Targeting PBK in the fibroblast-to-myofibroblast transition: A novel therapeutic strategy for IPF.

Idiopathic pulmonary fibrosis (IPF) is a progressive interstitial lung disease of unknown etiology with poor prognosis and limited therapies. OTS514, a PBK inhibitor, has been implicated in suppressing tumor progression by modulating various cellular biological processes. Nonetheless, the potential impact of PBK and OTS514 on IPF have yet to be elucidated. PBK expression and distribution in IPF and control lung tissues were analyzed by Western blot, RT-PCR, and immunofluorescence. Then, the bleomycin (BLM) -induced mouse model and human precision-cut lung slices (HPCLS) were utilized to detect the antifibrotic effects of the OTS514. Primary lung fibroblasts derived from both control and IPF patients were further employed to uncover the underlying mechanisms of PBK. Our study demonstrated that PBK expression was markedly elevated in IPF patients and exhibited a negative correlation with lung function. Remarkably, the administration of OTS514 significantly mitigated collagen deposition and lung tissue remodeling in the BLM-induced mouse model.
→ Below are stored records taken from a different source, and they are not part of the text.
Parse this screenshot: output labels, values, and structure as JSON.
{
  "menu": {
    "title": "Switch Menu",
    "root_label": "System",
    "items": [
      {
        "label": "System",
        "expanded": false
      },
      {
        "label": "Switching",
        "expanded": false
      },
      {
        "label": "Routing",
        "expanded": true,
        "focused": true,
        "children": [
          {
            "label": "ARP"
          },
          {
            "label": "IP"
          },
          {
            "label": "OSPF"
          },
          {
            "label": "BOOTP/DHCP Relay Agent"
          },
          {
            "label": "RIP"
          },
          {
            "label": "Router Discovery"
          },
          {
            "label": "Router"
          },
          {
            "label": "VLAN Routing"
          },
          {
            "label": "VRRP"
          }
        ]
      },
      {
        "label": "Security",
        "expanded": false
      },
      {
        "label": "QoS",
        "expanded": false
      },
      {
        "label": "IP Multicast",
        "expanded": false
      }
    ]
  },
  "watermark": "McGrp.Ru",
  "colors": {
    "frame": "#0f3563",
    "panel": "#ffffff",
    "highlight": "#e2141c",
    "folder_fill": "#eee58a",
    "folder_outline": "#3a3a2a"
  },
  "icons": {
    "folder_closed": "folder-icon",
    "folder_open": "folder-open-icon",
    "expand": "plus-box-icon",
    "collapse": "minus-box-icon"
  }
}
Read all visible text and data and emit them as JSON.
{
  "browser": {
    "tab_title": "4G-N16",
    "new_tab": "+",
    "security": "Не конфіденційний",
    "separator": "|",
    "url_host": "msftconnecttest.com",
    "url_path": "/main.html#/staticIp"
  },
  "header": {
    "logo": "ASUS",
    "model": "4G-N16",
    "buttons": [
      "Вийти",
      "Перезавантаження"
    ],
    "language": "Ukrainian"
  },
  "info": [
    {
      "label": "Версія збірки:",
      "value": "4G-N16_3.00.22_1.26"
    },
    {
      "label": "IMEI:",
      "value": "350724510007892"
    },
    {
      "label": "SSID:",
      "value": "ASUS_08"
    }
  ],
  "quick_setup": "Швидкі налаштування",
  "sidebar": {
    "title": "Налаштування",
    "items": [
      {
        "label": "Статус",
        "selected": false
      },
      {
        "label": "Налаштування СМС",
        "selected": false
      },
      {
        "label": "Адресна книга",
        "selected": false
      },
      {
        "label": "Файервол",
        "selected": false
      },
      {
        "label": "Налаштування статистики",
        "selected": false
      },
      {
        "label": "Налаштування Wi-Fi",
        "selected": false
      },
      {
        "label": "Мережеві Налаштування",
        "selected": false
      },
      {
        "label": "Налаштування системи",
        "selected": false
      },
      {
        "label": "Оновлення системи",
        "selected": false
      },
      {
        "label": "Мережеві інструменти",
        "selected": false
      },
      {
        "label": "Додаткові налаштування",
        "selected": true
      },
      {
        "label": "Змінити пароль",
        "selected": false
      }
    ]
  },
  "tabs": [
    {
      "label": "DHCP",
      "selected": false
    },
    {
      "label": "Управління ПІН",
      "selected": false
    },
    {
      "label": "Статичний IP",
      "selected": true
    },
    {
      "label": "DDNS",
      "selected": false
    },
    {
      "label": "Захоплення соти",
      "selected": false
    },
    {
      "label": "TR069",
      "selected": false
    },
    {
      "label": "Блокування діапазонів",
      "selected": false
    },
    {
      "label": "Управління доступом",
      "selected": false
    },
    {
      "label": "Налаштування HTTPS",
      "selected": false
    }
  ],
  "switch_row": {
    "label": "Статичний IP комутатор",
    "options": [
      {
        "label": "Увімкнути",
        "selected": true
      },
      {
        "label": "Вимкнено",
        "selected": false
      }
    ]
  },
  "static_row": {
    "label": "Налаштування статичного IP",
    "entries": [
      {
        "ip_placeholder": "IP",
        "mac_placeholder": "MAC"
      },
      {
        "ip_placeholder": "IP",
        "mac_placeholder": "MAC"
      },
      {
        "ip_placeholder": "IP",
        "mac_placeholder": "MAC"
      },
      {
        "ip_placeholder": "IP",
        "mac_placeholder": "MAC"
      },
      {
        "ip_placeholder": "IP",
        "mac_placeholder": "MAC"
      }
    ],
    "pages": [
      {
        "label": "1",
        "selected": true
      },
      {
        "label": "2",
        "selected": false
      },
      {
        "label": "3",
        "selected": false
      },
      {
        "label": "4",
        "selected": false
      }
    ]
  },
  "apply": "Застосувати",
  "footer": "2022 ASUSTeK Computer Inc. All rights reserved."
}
Additionally, OTS514 also exserted a pronounced antifibrotic effect in HPCLS, as evident by downregulation of fibrotic related markers expression (α-SMA, Collagen 1 and Fibronectin) and pathological manifestations. In vitro experiments demonstrated that the inhibition of PBK suppressed fibroblast differentiation and migratory capacity, reduced the proliferation rate, and promoted apoptosis. Mechanically, we discovered that the protective effect of OTS514 in vivo and vitro was closely dependent upon the endoplasmic reticulum stress pathways. Collectively, our data underscores the potential of OTS514 as an antifibrotic strategy by attenuating fibroblast-to-myofibroblast transition. Furthermore, the administration of OTS514 manifested no adverse effects in mouse model.